Sorry if I made the water more muddy ...
 
I would think, in the vast majority of cases, the victim is better with a slower ascent WITH you than a ballistic ascent to a surface where no one is expecting him, and no one knows what he is or what he needs when he arrives. If you accompany him, you can do rescue breaths immediately upon arrival at the surface, and try to restart respirations; if this is unsuccessful, you are there to yell for help and get people on shore or on the boat moving to assist. If you send the person to the surface unescorted, he may arrive to chop that keeps his face under the water part of the time; no one will know immediately what to do, and no one may even notice him at all, because he will make no sound.

The price paid in slightly longer anoxic time seems repaid by the rescuers ability to protect the airway and mobilize assistance.
 
I have been reading my rescue book waiting for it to get a little warmer for class, and had a question on the ascent, I know I have to go up at a safe speed, but if there were people on the surface near enough to where the distressed diver would "pop" could I send him up "express"
can you be sure the patient will reach the surface in the right spot?

will people on the surface be looking for the patient?

will the people on the surface be able to reach the patient?

will the people on the surface realise the patient is unconscious?

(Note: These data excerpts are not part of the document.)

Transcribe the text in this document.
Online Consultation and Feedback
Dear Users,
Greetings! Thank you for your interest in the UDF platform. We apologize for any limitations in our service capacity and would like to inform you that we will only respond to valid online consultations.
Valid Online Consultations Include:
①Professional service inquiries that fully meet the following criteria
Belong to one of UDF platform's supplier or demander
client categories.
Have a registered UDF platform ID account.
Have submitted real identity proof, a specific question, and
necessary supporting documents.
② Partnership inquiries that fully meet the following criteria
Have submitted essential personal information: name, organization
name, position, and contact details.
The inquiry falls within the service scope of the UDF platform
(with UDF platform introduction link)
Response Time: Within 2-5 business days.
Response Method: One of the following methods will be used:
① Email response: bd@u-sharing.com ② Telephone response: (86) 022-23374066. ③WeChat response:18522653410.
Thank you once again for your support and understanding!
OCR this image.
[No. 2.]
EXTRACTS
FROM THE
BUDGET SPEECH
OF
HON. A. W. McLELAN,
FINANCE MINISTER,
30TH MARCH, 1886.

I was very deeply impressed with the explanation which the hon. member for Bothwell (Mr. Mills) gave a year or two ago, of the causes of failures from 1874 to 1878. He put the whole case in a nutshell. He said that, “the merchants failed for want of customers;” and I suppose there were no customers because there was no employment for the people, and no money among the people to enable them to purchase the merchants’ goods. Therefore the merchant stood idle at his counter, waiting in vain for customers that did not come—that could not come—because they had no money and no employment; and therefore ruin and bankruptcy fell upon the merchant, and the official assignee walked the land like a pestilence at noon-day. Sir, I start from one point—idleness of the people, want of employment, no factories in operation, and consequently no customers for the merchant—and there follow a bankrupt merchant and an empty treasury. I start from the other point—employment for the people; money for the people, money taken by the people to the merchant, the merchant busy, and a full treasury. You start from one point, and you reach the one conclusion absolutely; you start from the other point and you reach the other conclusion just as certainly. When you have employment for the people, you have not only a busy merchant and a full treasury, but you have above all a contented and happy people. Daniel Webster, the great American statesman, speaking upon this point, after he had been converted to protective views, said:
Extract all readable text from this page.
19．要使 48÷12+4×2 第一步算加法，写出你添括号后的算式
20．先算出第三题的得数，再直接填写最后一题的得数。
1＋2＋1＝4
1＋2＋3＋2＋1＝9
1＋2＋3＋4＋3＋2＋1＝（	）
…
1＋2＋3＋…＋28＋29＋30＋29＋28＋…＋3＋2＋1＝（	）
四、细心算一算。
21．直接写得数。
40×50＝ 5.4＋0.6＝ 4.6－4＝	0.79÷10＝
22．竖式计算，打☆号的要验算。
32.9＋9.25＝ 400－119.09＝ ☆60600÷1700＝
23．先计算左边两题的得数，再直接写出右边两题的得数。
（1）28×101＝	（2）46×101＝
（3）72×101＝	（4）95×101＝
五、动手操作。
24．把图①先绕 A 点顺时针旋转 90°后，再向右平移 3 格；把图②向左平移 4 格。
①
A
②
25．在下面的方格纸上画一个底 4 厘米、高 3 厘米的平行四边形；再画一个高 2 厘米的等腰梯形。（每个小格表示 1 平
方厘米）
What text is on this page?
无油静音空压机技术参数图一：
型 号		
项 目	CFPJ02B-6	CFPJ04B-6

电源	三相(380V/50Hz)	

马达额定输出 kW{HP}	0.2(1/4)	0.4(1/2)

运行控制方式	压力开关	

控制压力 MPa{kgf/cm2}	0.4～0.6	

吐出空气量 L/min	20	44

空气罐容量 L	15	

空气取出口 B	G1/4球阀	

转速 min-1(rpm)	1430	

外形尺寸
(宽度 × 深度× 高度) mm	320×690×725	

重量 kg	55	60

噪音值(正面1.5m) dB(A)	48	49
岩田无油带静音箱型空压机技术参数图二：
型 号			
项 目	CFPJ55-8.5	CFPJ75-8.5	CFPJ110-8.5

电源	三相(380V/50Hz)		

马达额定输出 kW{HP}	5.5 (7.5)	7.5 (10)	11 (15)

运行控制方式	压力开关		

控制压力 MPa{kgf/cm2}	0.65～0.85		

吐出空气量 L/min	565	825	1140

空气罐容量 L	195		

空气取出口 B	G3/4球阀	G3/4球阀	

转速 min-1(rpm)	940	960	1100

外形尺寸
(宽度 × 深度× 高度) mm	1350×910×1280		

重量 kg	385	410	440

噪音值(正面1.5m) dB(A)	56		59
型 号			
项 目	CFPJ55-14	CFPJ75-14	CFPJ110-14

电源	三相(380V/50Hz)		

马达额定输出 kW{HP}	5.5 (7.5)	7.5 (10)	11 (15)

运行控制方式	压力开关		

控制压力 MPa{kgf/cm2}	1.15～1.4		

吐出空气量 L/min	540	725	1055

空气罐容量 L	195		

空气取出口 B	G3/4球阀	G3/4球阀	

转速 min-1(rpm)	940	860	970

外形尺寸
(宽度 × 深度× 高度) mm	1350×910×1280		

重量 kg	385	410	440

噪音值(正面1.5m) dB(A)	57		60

I just finished EFR and seems that not breathing = no heartbeat ~= dead. no heartbeat / breathing then no Nitrogen exchange no reason to go up slow might as well pop the top.
i'd suggest that checking for pulse underwater is going to be extremely difficult, and the chance of getting a false negative (find no pulse when there actually is one) is quite high. i wouldn't want to rely on my ability to find a pulse in that situation.

also if there is any chance he can breath on his own at the surface faster is better. better to be alive in the deco chamber than dead. fully inflate his BC and let go? seems to make sense to me. tie a spool if you have one? not if there is significant current on surface or no one there then I would assume it is a recovery not a rescue. going up at a safe speed is for breathing divers.
no bubbles = no breathing / 4 sec assesment.
part of looking after yourself is ensuring you follow accepted protocols: sending a patient on a buoyant ascent may muddy the waters of responsibility, especially if it results in embolism or similar DCI.